I tanto vituperati Stati Uniti, che i nostri telegiornali continuano a descrivere come ilpaese più colpito dall’epidemia, sono solo quinti, con 83, dopo il Regno Unito che ne conta 89. Eppure hanno un sistema sanitario non universalistico che tende a trascurare le fasce più povere della popolazione e, nella lotta contro il virus, sono stati guidati da un presidente negazionista, che litigava quotidianamente con i suoi stessi consulenti, andava ai comizi senza mascherina e ha fatto del rifiuto di indossarla una dichiarazione di appartenenza politica e di rivolta del popolo contro le élite.
È, ovviamente, opportuno dare un’occhiata ai migliori. Limitiamoci pure ai paesi dell’occidente con i quali siamo soliti confrontarci. Il dato più positivo è quello della Danimarca: 14 morti ogni 100.000 abitanti, un settimo dei nostri! Segue la Germania con 21, il Canada con 33 e Israele con 34. Il grosso dell’Europa va a crescere, dai 39 dell’Austria (attualmente in lockdown), ai 56 dell’Olanda, ai 59 della Svizzera, ai 70 della Svezia (che ha adottato i provvedimenti meno restrittivi), ai 79 della Francia.
Gioverà ricordare che l’Italia, specie nella prima fase, non è stata colpita in modo uniforme. La Campania, attualmente in zona rossa, ha avuto sino ad oggi solo 31 morti ogni 100.000, la Toscana 74, la Puglia, che vede il contagio in preoccupante crescita, 34. Le Regioni del Nord hanno dati da record: 81 il Veneto, 150 il Piemonte, 163 la Liguria, 224 la Lombardia.

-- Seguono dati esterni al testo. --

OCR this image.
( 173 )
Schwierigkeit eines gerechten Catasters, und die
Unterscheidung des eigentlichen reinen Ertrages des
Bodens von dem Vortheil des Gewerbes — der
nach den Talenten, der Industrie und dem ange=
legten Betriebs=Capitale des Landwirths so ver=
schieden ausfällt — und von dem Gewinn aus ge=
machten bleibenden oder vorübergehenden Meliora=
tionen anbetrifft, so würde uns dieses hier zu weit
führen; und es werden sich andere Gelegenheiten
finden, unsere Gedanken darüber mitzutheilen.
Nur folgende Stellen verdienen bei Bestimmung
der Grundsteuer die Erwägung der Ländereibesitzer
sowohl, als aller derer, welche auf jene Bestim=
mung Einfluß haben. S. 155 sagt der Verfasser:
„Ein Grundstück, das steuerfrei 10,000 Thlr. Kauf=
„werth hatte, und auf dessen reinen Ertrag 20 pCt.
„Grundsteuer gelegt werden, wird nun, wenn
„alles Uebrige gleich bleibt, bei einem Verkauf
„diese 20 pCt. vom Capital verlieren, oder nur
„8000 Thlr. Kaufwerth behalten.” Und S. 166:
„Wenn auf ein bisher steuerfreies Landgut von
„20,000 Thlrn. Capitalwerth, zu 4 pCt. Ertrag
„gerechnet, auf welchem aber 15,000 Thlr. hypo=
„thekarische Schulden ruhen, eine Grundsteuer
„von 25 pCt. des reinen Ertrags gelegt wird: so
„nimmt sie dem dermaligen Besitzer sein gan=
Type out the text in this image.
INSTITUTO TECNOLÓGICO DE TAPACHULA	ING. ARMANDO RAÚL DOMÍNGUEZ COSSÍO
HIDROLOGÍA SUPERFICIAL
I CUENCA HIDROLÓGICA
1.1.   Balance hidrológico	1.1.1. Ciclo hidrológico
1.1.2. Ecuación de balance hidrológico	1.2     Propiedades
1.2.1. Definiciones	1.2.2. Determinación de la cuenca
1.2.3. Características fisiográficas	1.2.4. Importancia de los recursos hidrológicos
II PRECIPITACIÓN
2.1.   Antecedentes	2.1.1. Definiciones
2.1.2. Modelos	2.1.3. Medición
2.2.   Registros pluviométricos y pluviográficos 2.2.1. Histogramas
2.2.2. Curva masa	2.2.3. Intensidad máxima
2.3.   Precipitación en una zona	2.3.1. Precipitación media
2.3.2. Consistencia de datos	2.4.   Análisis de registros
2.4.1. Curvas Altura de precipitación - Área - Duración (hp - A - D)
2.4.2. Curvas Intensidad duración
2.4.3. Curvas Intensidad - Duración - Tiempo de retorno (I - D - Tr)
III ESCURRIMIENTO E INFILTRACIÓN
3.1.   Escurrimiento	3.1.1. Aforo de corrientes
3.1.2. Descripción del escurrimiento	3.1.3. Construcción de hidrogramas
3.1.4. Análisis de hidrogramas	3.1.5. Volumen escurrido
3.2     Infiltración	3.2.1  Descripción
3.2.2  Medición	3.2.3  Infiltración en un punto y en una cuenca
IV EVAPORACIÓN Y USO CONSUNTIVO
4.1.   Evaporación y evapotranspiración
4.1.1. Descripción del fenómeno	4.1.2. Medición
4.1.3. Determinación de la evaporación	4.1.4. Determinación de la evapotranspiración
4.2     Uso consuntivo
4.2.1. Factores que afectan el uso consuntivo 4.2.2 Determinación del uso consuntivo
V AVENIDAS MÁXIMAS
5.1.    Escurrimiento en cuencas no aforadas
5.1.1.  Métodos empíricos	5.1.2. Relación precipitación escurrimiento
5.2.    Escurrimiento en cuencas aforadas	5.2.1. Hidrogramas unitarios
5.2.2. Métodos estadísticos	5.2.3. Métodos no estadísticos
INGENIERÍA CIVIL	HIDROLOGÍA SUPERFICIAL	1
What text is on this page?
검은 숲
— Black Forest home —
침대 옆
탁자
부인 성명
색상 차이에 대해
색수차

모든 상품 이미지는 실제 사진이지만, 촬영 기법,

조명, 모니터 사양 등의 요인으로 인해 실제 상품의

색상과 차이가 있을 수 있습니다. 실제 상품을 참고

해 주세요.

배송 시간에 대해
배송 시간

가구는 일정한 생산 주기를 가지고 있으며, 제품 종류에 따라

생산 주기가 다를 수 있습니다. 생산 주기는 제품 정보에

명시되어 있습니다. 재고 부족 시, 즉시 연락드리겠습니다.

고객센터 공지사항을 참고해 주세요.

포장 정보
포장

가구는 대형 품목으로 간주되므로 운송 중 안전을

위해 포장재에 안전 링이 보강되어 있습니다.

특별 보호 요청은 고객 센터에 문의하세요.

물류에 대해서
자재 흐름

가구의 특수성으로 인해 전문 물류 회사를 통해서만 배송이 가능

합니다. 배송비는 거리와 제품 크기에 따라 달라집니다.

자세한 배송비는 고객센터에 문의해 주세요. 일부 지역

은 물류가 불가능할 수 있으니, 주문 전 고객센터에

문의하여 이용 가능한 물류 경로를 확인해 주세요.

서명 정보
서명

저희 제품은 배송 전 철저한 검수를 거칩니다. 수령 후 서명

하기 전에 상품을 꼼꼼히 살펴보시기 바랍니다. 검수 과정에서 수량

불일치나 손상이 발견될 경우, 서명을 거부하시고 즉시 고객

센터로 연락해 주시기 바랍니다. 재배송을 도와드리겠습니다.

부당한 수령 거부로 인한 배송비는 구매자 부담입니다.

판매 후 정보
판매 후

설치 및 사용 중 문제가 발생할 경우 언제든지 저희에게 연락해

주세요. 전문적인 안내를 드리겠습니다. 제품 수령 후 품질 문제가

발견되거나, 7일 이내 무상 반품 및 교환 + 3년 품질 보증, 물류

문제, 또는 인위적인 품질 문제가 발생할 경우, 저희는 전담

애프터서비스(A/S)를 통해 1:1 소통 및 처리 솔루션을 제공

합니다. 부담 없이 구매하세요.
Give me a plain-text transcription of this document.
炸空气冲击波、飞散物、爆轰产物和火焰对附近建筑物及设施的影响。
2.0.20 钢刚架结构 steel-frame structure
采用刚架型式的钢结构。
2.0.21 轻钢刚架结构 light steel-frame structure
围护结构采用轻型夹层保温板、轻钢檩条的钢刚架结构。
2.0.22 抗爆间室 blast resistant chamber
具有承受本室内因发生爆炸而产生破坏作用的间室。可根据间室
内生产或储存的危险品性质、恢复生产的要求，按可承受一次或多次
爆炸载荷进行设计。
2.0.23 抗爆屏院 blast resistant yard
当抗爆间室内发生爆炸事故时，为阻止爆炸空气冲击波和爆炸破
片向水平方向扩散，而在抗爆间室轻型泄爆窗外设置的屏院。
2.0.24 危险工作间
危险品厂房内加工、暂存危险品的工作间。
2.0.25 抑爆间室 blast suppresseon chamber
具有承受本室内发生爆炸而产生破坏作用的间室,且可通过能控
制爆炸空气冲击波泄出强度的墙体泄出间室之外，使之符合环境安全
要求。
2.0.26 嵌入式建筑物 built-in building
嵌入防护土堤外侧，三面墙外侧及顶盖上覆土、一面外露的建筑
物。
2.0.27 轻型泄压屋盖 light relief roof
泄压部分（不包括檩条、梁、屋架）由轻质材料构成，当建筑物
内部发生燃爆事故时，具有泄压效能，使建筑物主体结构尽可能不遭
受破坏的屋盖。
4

Si è tentato di spiegare il fenomeno con la particolare anzianità della nostra popolazione, ma la differenza con gli altri paesi europei non è tale da giustificare questi numeri. Ha certamente avuto un grosso peso la capacità di intervento dei governi e, ancor, più la disponibilità al rispetto delle regole. I tedeschi sono certamente più disciplinati dei Belgi, ma non si può dire che la politica permissiva della serissima Svezia sia stata coronata dall’atteso successo.
Temo che le spiegazioni sociologiche si fermino qui, e che si debba chiamare in causa l’efficacia delle organizzazioni sanitarie e i metri di valutazione sino ad oggi utilizzati. Nelle classifiche internazionali (Oms, Ocse) il Servizio Sanitario Nazionale è sempre stato considerato fra i migliori del mondo, con la Francia stabilmente al primo posto. Ebbene, nonostante la rigorosa politica di Macron, i risultati della Francia sono molto più vicini ai nostri che a quelli della Germania.
I morti ci dicono che il nostro sistema sanitario ha delle criticità gravi. Non possiamo far finta di non sentire.
*Già direttore generale dell’Asl 18 e dell’azienda ospedaliera “San Giovanni Battista” di Torino, è stato commissario dell’Asl CN1 e CN2 e presidente nazionale della Federazione Italiana delle Aziende Sanitarie e Ospedaliere (Fiaso). È stato presidente della I Commissione Affari Costituzionali e Membro Commissione Affari Sociali della Camera dei Deputati.